10 Nov 2011


Ex-banker Papademos is new Greek prime minister

ATHENS, Greece (AP) — Senior banker Lucas Papademos was named Thursday as the prime minister of the new Greek interim government, charged with keeping the debt-strapped country out of bankruptcy and firmly in the 17-nation eurozone.

After four days of intense political negotiations, the 64-year-old former vice president of the European Central Bank was chosen to lead a coalition backed by both the governing Socialists and opposition conservatives that will operate until early elections in February.

He replaces outgoing Socialist Prime Minister George Papandreou midway through his four-year term.

A statement from the president's office said Papademos would form an interim government that will secure and implement the decisions of a €130 billion ($177 billion) European debt deal agreed upon during a summit in Brussels on Oct. 27. That deal is the country's second massive bailout, after a first €110 billion ($150 billion) rescue package was deemed not enough to keep Greece from bankruptcy.

The new cabinet will be sworn in Friday afternoon.
The latest Greek crisis erupted last week, when Papandreou said he would put the hard-fought European debt deal, that involves private bondholders canceling 50 percent of their Greek debt holdings, to a referendum.
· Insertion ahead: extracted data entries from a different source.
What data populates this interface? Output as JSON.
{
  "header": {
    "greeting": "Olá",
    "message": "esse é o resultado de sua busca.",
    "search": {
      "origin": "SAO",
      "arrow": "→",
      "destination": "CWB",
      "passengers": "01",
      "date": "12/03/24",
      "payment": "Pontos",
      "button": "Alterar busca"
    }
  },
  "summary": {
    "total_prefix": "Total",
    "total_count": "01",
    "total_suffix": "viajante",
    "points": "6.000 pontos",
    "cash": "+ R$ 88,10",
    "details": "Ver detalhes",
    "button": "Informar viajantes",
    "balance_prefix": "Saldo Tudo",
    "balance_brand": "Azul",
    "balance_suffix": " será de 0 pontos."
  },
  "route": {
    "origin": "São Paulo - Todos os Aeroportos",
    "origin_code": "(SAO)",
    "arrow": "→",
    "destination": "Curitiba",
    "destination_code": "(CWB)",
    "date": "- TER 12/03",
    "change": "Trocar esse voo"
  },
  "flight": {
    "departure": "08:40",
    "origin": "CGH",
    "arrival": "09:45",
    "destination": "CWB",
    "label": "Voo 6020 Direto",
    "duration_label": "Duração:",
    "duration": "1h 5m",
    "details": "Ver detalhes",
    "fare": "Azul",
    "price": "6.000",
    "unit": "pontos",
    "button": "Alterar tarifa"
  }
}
The announcement horrified European leaders, sparked a rebellion in his own party and caused an uproar in financial markets.
Papandreou withdrew the referendum plan and agreed to step aside for a unity government.
Papademos, a former ECB vice president who is not a member of any party, has been operating lately as an adviser to the prime minister.
Shares on the Athens Stock Exchange were up 2.1 percent at 783.28 on the prospect of a power deal. That came despite more bad news for Greece's recession-hit economy: unemployment surged to 18.4 percent in August, up from 12.2 for that month in 2010.
Other eurozone nations have refused to give Greece its latest installment of bailout cash — €8 billion ($11 billion) — until the country approves the second bailout deal, which took European leaders months to hash out.
The markets want clarity soon so the new government can secure bailout cash to avoid an imminent bankruptcy that could push Europe into a new recession and world financial markets into turmoil. Source
Angelo: We are inspired by "Wahrheit" who posted this link at maxkeiser.com under our published heading. Indeed Greece has just died, without further revolution, they have simply become debt slaves to the world banks. The loss of their sovereignty is now signed, sealed and soon nothing that was once publicly owned will belong to the people and at a similar pace foreclosure will be brought to bare on the assets of private ownership. DEAD.